植物Q&Aのコーナーを利用下さりありがとうございます。回答が遅くなり申し訳ありません。今までコスモスの花の動きの観察を続けてきましたが、まだ最終結論には達しておりません。しかし、コスモスの花も終わりに近づいてきましたので、これまでに得られた観察結果をもって回答とさせて頂きます。

[ 回答 ]
多くの植物で、葉の表面が太陽光に対して常に垂直になるように、太陽の東から西への移動を追って茎葉や葉が角度を変えて追跡していくことが知られています。ワタ、ダイズ、インゲン、ヒマワリなどたくさんの例が知られていますが、中ではヒマワリが実験材料としてよく用いられています。ヒマワリの場合、太陽を追跡するのは若い茎葉や蕾を付けた茎の先端で、花が開くと追跡する運動はとまります。また、太陽を追跡した結果、夕方には西を向いていた茎葉の先端は、夜の間に東に向きを変えます。この現象には日周リズムが関係しています。太陽追尾運動は太陽光の中の青色光を感じ、太陽側と影側の伸長生長の差によっておきることもわかっています。ルピナス、インゲンなどのマメ科植物の葉の追尾運動の場合は、葉身と葉柄の間にある葉枕という構造内の運動細胞の浸透圧の変化によります。              

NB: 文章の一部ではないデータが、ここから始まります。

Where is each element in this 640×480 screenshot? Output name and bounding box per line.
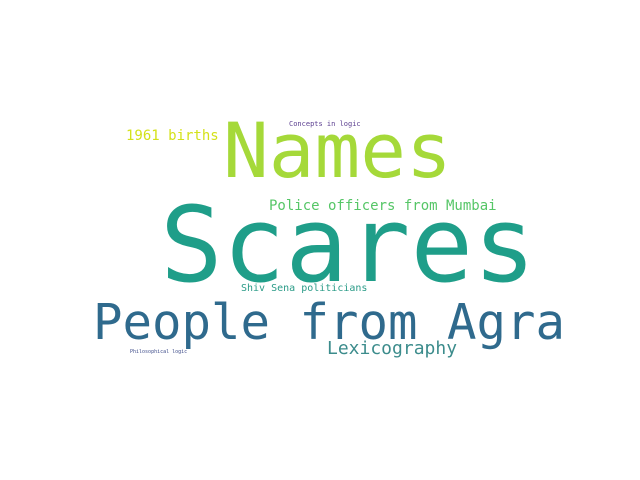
word-1961-births: 1961 births [126,128,219,144]
word-scares: Scares [160,184,536,306]
word-names: Names [223,106,452,195]
word-philosophical-logic: Philosophical logic [130,349,188,355]
word-concepts-in-logic: Concepts in logic [289,120,361,128]
word-lexicography: Lexicography [327,338,458,359]
word-people-from-agra: People from Agra [93,294,566,351]
word-shiv-sena-politicians: Shiv Sena politicians [241,283,368,294]
word-police-officers-from-mumbai: Police officers from Mumbai [269,198,497,214]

さてご質問のコスモスの場合ですが、論文検索サイトで調べた限りではコスモスの太陽追尾運動の論文をみつけられませんでした。ほとんどがヒマワリのものでした。ネットでも調べたところ、コスモスの太陽追尾運動についての記載はありませんでしたが、コスモスの花が揃って西を向いている写真がありました。詳しい説明がありませんので、どのような状況の植物かわかりませんが、花が太陽を追尾した可能性も考えられます。そこで花や蕾が付いているコスモスの苗を買ってきてベランダの中央(終日日陰にならない)に置き、すでに開いていた花の動きを観察しました。花は太陽の移動と関係なく、2日にわたって同じ位置を保っていましたので、当初ヒマワリと同じく、コスモスの開いた花も太陽を追跡するような運動はしないと思いましたが、観察を続けると中には動くものがあるのに気がつきました。そこで、花序軸が地面に対して垂直な花について、さらに観察を続けました。その結果、以下のようなことがわかりました。 

〇蕾はヒマワリと異なり動かない。                      
〇蕾がひらきはじめてから1~2日で舌状花の長さが最長(観察材料では2.2mm)に達するが,その頃から動きがみられるようになる。

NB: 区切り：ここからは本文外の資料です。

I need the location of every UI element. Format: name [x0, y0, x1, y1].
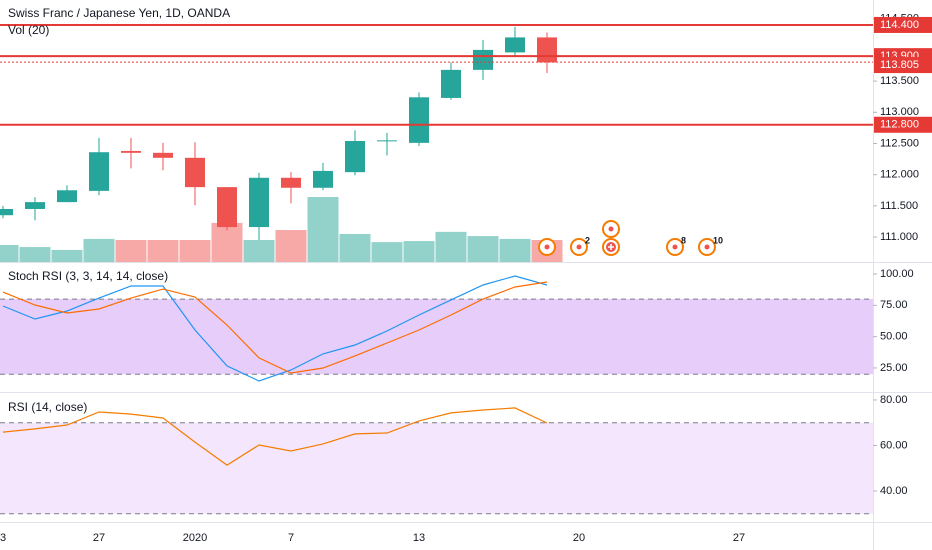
x-tick-label: 13 [413, 532, 425, 544]
y-tick-label: 40.00 [880, 485, 908, 497]
rsi-title: RSI (14, close) [8, 400, 87, 414]
event-count: 2 [585, 235, 590, 245]
event-icon-inner [576, 244, 582, 250]
y-tick-label: 111.000 [880, 231, 918, 243]
candle-body [89, 152, 109, 191]
candle-body [217, 187, 237, 228]
y-tick-label: 75.00 [880, 299, 908, 311]
plot-layer: 2 8 10 3 27 2020 7 13 20 27 [0, 23, 873, 544]
price-label-box [874, 16, 932, 33]
y-tick-label: 112.500 [880, 137, 919, 149]
volume-bar [0, 244, 19, 262]
y-tick-label: 80.00 [880, 394, 908, 406]
y-tick-label: 100.00 [880, 268, 914, 280]
event-icon-inner [672, 244, 678, 250]
candle-body [377, 140, 397, 142]
price-label: 113.805 [880, 59, 919, 71]
x-tick-label: 2020 [183, 532, 207, 544]
indicator-line [2, 407, 548, 466]
y-tick-label: 112.000 [880, 169, 919, 181]
event-count: 8 [681, 235, 686, 245]
volume-title: Vol (20) [8, 23, 49, 37]
volume-bar [115, 239, 147, 262]
volume-bar [51, 249, 83, 262]
candle-body [537, 37, 557, 63]
x-tick-label: 3 [0, 532, 6, 544]
candle-body [345, 140, 365, 173]
y-tick-label: 113.500 [880, 75, 919, 87]
candle-body [281, 177, 301, 188]
volume-bar [499, 238, 531, 262]
candle-body [57, 190, 77, 203]
volume-bar [403, 241, 435, 262]
band-fill [0, 422, 873, 514]
event-count: 10 [713, 235, 723, 245]
candle-body [249, 177, 269, 228]
volume-bar [339, 233, 371, 262]
candle-body [121, 150, 141, 153]
volume-bar [371, 242, 403, 262]
volume-bar [83, 238, 115, 262]
y-tick-label: 60.00 [880, 439, 908, 451]
event-icon-inner [608, 226, 614, 232]
candle-body [473, 49, 493, 70]
x-tick-label: 27 [93, 532, 105, 544]
volume-bar [275, 230, 307, 262]
event-icon-inner [544, 244, 550, 250]
volume-bar [179, 239, 211, 262]
event-icon-inner [704, 244, 710, 250]
candle-body [25, 202, 45, 209]
volume-bar [147, 239, 179, 262]
candle-body [185, 157, 205, 188]
chart-title: Swiss Franc / Japanese Yen, 1D, OANDA [8, 6, 230, 20]
volume-bar [467, 236, 499, 262]
candle-body [505, 37, 525, 53]
volume-bar [307, 197, 339, 262]
x-tick-label: 27 [733, 532, 745, 544]
stoch-title: Stoch RSI (3, 3, 14, 14, close) [8, 269, 168, 283]
price-label-box [874, 116, 932, 133]
y-tick-label: 113.000 [880, 106, 919, 118]
price-label-box [874, 57, 932, 74]
price-label: 114.400 [880, 19, 919, 31]
y-tick-label: 111.500 [880, 200, 918, 212]
candle-body [0, 208, 13, 216]
indicator-line [2, 275, 548, 382]
price-label: 112.800 [880, 119, 919, 131]
indicator-line [2, 281, 548, 374]
y-tick-label: 50.00 [880, 331, 908, 343]
event-plus [608, 244, 614, 250]
x-tick-label: 20 [573, 532, 585, 544]
volume-bar [435, 231, 467, 262]
band-fill [0, 299, 873, 375]
volume-bar [243, 239, 275, 262]
y-tick-label: 25.00 [880, 362, 908, 374]
candle-body [409, 97, 429, 143]
candle-body [153, 152, 173, 158]
candle-body [313, 170, 333, 188]
volume-bar [19, 247, 51, 262]
x-tick-label: 7 [288, 532, 294, 544]
candle-body [441, 69, 461, 98]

〇朝は東方(ベランダの建物と反対側とも言える)に傾いているが、10時ごろ太陽が真上近くなると、花の表面が地面に水平になる。
〇太陽が西方に沈んでも、その方向への傾きは顕著ではない。
〇朝には再び、東方に傾いている。
〇これらの動きは、開花後数日続くが、その後見られなくなる。
〇西方への傾きがみられなかったことから、この動きが太陽追尾運動であるとは今のところ、結論できない。

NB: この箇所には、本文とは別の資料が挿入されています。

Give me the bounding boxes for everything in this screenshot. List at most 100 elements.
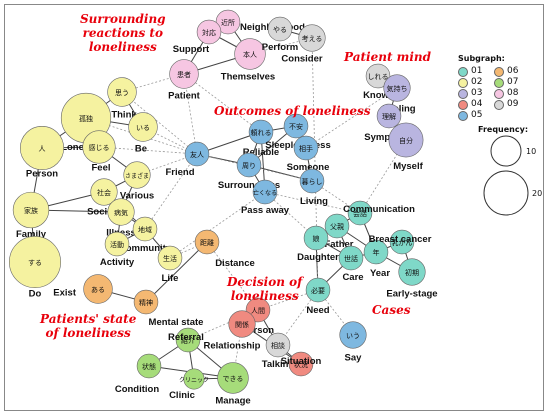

なお、ヒマワリやコスモスの花と一般によんでいるものは、外側に舌状花、内側に管状花からなる頭状花序とよばれる多数の花の集まりです。ここでは、花序の代わりに一般的に使われている 花 を便宜上用いました。蕾と言っているものもまだ展開していない花序を指しています。また、向日性という用語は太陽の方向に向かって屈曲する、すなはち、光源の方向に屈曲する正の光屈性(屈光性)と同義の用語です。質問内容から光屈性反応が連続しておきる結果とも言える太陽を追尾する現象についての質問だろうと推察して回答を作りました。また、コスモスの茎葉については、苗が得られず、種子から育てると時間がかかることと、上記のように論文が見当たりませんでしたので、回答に含まれておりません。